Some of the on-reserve cannabis stores in the area without provincial licensing have been operating in what government officials would describe as a grey area legally, while leaders are trying to negotiate a better way, with formal applications pending.
They started on-reserve stores under the inherent laws of their nation rather than under provincial licensing, some by enacting cannabis laws through land codes.
Those models differ from the route chosen by the owners of the first fully licensed cannabis store on reserve, which is The Kure on the Skwah reserve.
“The ultimate goal is to codify and harmonize the laws and regulations among all three levels of government,” Gladstone underlined.
But months later they are stymied, with no timeline, feedback or any response from the provincial government on their application. So they’re stepping up the pressure.

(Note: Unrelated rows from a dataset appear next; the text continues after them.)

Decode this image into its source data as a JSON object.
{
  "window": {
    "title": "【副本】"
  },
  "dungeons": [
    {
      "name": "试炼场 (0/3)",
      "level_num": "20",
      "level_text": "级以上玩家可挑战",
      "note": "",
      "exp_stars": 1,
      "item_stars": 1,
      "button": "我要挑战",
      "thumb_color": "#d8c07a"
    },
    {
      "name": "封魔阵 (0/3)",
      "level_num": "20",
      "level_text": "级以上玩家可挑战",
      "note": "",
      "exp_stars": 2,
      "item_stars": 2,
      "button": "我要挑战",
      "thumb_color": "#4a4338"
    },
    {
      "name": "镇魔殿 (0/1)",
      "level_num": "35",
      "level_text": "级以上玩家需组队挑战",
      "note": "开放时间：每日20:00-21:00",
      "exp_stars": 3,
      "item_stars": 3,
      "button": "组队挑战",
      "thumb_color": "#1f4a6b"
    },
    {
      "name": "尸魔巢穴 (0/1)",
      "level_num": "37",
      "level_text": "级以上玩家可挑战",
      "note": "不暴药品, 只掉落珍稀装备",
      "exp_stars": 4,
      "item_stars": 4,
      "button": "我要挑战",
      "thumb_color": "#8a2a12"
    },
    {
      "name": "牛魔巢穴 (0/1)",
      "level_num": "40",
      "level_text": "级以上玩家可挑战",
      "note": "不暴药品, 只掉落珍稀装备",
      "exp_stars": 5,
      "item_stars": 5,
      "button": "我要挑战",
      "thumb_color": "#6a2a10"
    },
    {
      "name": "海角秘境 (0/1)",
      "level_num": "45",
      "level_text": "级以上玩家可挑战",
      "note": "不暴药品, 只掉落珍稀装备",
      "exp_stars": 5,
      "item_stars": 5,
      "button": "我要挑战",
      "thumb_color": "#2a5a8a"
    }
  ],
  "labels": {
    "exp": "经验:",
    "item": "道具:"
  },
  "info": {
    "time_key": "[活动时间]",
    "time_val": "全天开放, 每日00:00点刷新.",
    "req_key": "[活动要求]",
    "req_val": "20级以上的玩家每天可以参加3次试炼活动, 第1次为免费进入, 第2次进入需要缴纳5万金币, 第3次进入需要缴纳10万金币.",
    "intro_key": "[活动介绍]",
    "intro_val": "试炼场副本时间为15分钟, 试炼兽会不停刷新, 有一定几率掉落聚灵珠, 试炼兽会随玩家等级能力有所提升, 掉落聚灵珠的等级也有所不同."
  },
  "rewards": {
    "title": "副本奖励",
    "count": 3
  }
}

“We are reaching out. If they don’t answer, it’s a direct way of saying they are not interested in working toward a government-to-government relationship. There’s just no other way to interpret this.”
The online forum next Wednesday will focus on solutions to bring inclusivity and diversity to the nascent cannabis sector with First Nations involvement.
They feel they’ve put in the work to give the province a workable model.
“Now all we ask is recognition for our inherent right to trade and barter,” Gladstone said.
Chief Gladstone tells a story of how cannabis has changed everything in his village and beyond.
In total more than 100 people are working in the on-reserve stores around the Chilliwack area.
“These workers are not on CERB or social assistance,” Gladstone said.
As of a couple of years ago there were only four people working in Shxwha:y village. Now there are 13 jobs being held down currently at the store, and another 30 at the cultivation facility, where All Nations Cannabis Corp. is a Health Canada licensed cultivator and licensed producer applicant.
“It’s changed the standard of living for many in our village, going from abject poverty to a tier closer to the middle class,” Gladstone said. “So this is a success story.
“What we’re saying to the province is: ‘Don’t destroy this miracle of economic revival.’
“We’re just asking for co-operation.”